C'est une scène comme on n'en a jamais vu au Québec: les journalistes de deux grands quotidiens canadiens comparaissaient hier devant le Conseil de presse de l'Ontario pour défendre leurs reportages sur le maire de Toronto, Rob Ford, et son frère, le conseiller municipal Doug Ford. Les audiences étaient publiques et diffusées en direct sur le web.

Les plaintes reçues par le Conseil de presse concernaient deux textes en particulier.

Le premier, qui a fait grand bruit, est ce reportage publié le 16 mai dernier par le Toronto Star dans lequel deux reporters affirment avoir visionné une vidéo montrant le maire de Toronto consommer du crack. Le Star l'avait publié en catastrophe, quelques heures après que le site américain Gawker lui a coupé l'herbe sous le pied avec un reportage similaire.

Puis, neuf jours plus tard, le Globe and Mail a publié un long reportage sur la famille Ford, ses problèmes de toxicomanie et ses nombreux liens avec le monde interlope. Le maire Ford a toujours nié avoir fumé du crack et a déclaré que la vidéo le prouvant n'existait pas. Malgré une offre de récompense de la part du site Gawker, cette fameuse vidéo n'a jamais été retrouvée.

Le travail journalistique sous la loupe

En gros, le Conseil de presse de l'Ontario doit se prononcer sur la qualité du travail journalistique des deux journaux: ont-ils respecté les règles d'éthique? Leurs reportages étaient-ils d'intérêt public ou ont-ils agi de façon irresponsable?

La journée a débuté avec le témoignage de Michael Cooke, éditeur du Toronto Star, qui est venu dire qu'il ne changerait pas un seul mot du reportage que son journal a publié à propos de la vidéo. «Il ne s'agit pas d'une vendetta à l'endroit de Rob Ford, s'est-il défendu, chaque mot de ce papier est exact.» Les journalistes du Star ont précisé qu'ils avaient donné au moins une douzaine de chances au maire de Toronto de répondre aux allégations le concernant. Il les a toutes refusées (hier après-midi, le Star a rendu publiques ses nombreuses démarches auprès du maire de Toronto). Le maire Ford et son frère Doug étaient d'ailleurs les grands absents des audiences d'hier, qui se sont déroulées devant une salle comble.

En après-midi, c'était au tour des journalistes du Globe and Mail de venir expliquer leur démarche journalistique.

Le reportage à propos de la famille du maire, publié le 25 mai dernier, a fait grand bruit.
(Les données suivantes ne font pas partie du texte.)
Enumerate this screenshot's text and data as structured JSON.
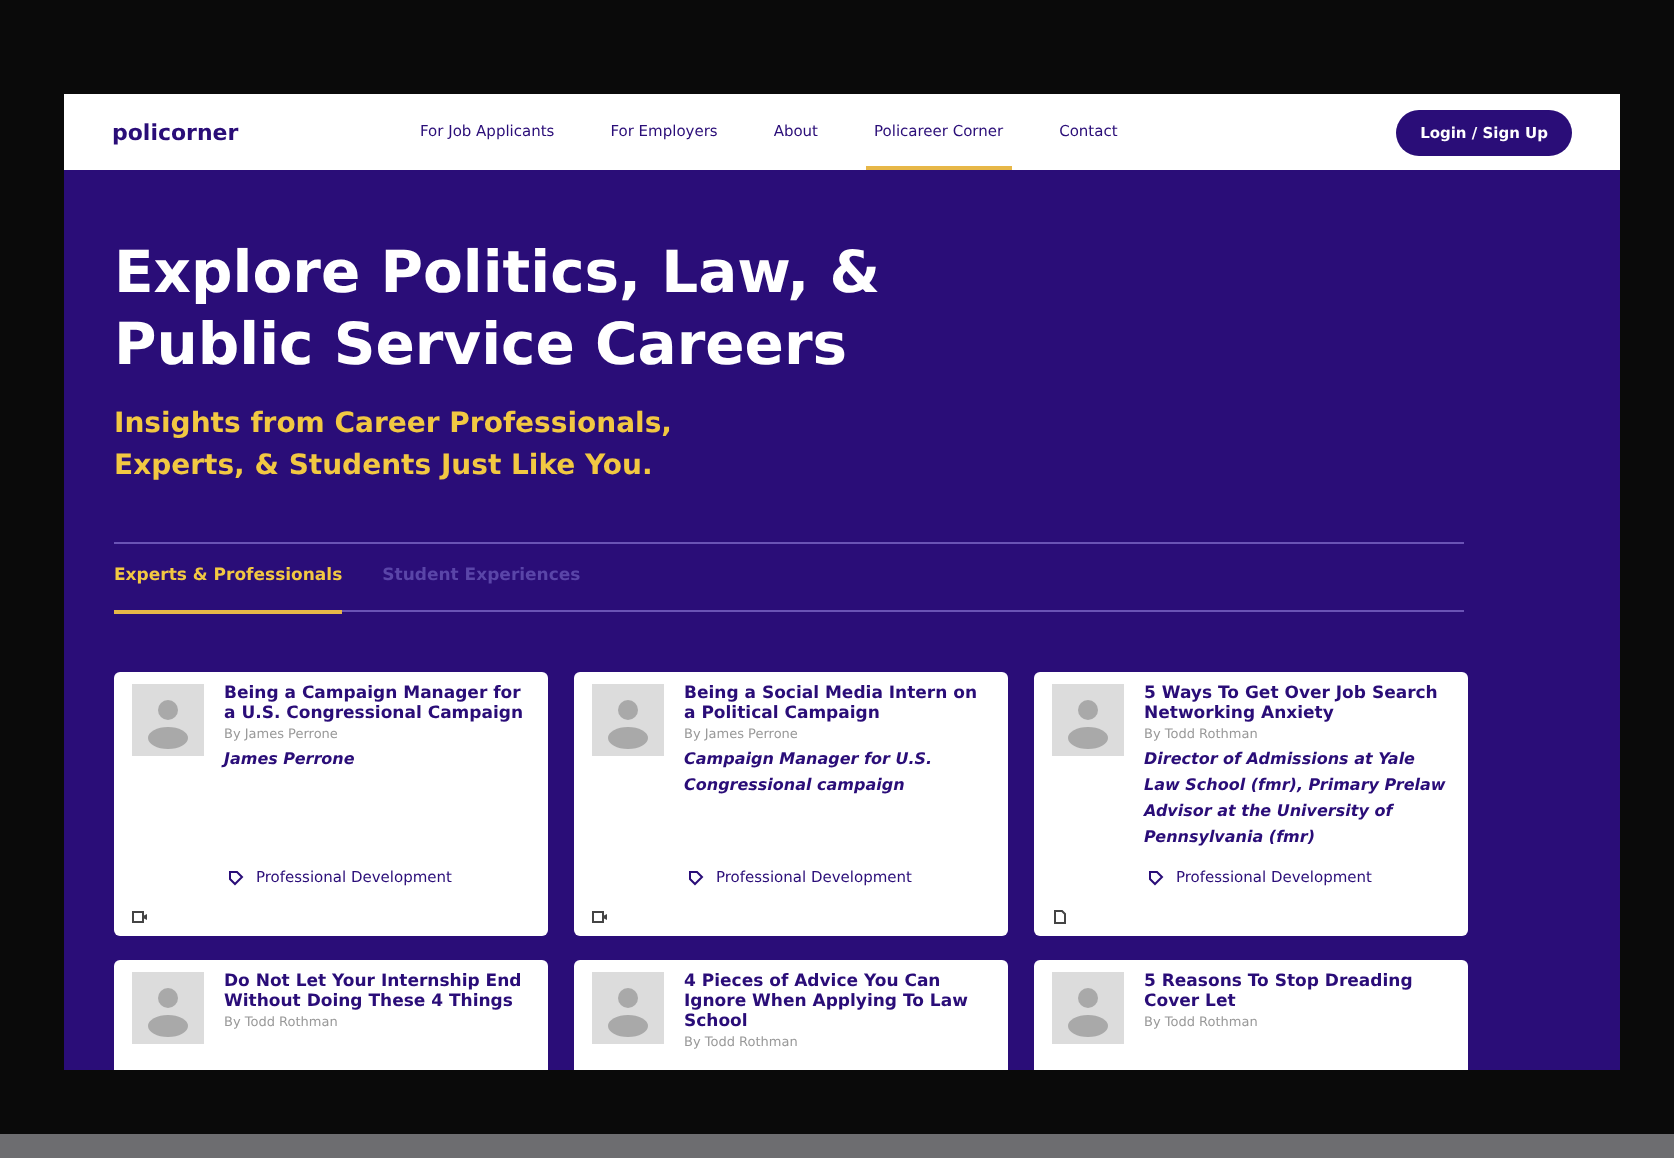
{
  "nav": {
    "logo": "policorner",
    "links": [
      {
        "label": "For Job Applicants",
        "selected": false
      },
      {
        "label": "For Employers",
        "selected": false
      },
      {
        "label": "About",
        "selected": false
      },
      {
        "label": "Policareer Corner",
        "selected": true
      },
      {
        "label": "Contact",
        "selected": false
      }
    ],
    "button": "Login / Sign Up"
  },
  "hero": {
    "title": "Explore Politics, Law, & Public Service Careers",
    "subtitle": "Insights from Career Professionals, Experts, & Students Just Like You."
  },
  "tabs": [
    {
      "label": "Experts & Professionals",
      "selected": true
    },
    {
      "label": "Student Experiences",
      "selected": false
    }
  ],
  "cards": [
    {
      "title": "Being a Campaign Manager for a U.S. Congressional Campaign",
      "author": "By James Perrone",
      "role": "James Perrone",
      "tag": "Professional Development",
      "kind": "video"
    },
    {
      "title": "Being a Social Media Intern on a Political Campaign",
      "author": "By James Perrone",
      "role": "Campaign Manager for U.S. Congressional campaign",
      "tag": "Professional Development",
      "kind": "video"
    },
    {
      "title": "5 Ways To Get Over Job Search Networking Anxiety",
      "author": "By Todd Rothman",
      "role": "Director of Admissions at Yale Law School (fmr), Primary Prelaw Advisor at the University of Pennsylvania (fmr)",
      "tag": "Professional Development",
      "kind": "document"
    },
    {
      "title": "Do Not Let Your Internship End Without Doing These 4 Things",
      "author": "By Todd Rothman"
    },
    {
      "title": "4 Pieces of Advice You Can Ignore When Applying To Law School",
      "author": "By Todd Rothman"
    },
    {
      "title": "5 Reasons To Stop Dreading Cover Let",
      "author": "By Todd Rothman"
    }
  ]
}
Dans la plainte soumise au Conseil de presse, on remet en question l'intérêt public d'un reportage qui s'intéresse à la famille d'un élu. Le journaliste du Globe and Mail a rappelé que c'est le frère du maire, Doug Ford, qui avait lui-même ouvert la porte en parlant de sa famille en entrevue.

Puis le rédacteur en chef John Stackhouse a rappelé que les règles déontologiques les plus sévères avaient été appliquées dans la production de cette enquête, qui aura duré un an et demi.

Questionné à propos de l'utilisation de sources anonymes, M. Stackhouse a affirmé que c'est une pratique courante en journalisme d'enquête, ajoutant que ces sources avaient non seulement été interviewées par les reporters du Globe, mais aussi par leurs supérieurs ainsi que par les avocats du journal. «Nous avons en outre offert à ces gens, avant et après publication, la chance de témoigner à visage découvert, ce qu'ils ont toutefois refusé.»

Un processus pédagogique

Pour Guy Amyot, secrétaire général du Conseil de presse du Québec, l'exercice exceptionnel qui s'est tenu hier est intéressant entre autres pour son aspect pédagogique. «Cela permet au public de comprendre le fonctionnement d'une salle de nouvelles, la façon dont on applique les normes et les critères lorsqu'on enquête, c'est fort pertinent», note-t-il. Cette expérience pourrait très bien être tentée au Québec, ajoute M. Amyot. «C'est une option que nous allons étudier. Cela permettrait d'augmenter la confiance du public envers les médias.»

La décision du Conseil de presse de l'Ontario sera connue d'ici la fin du mois, et les deux journaux auront l'obligation de la publier dans leurs pages.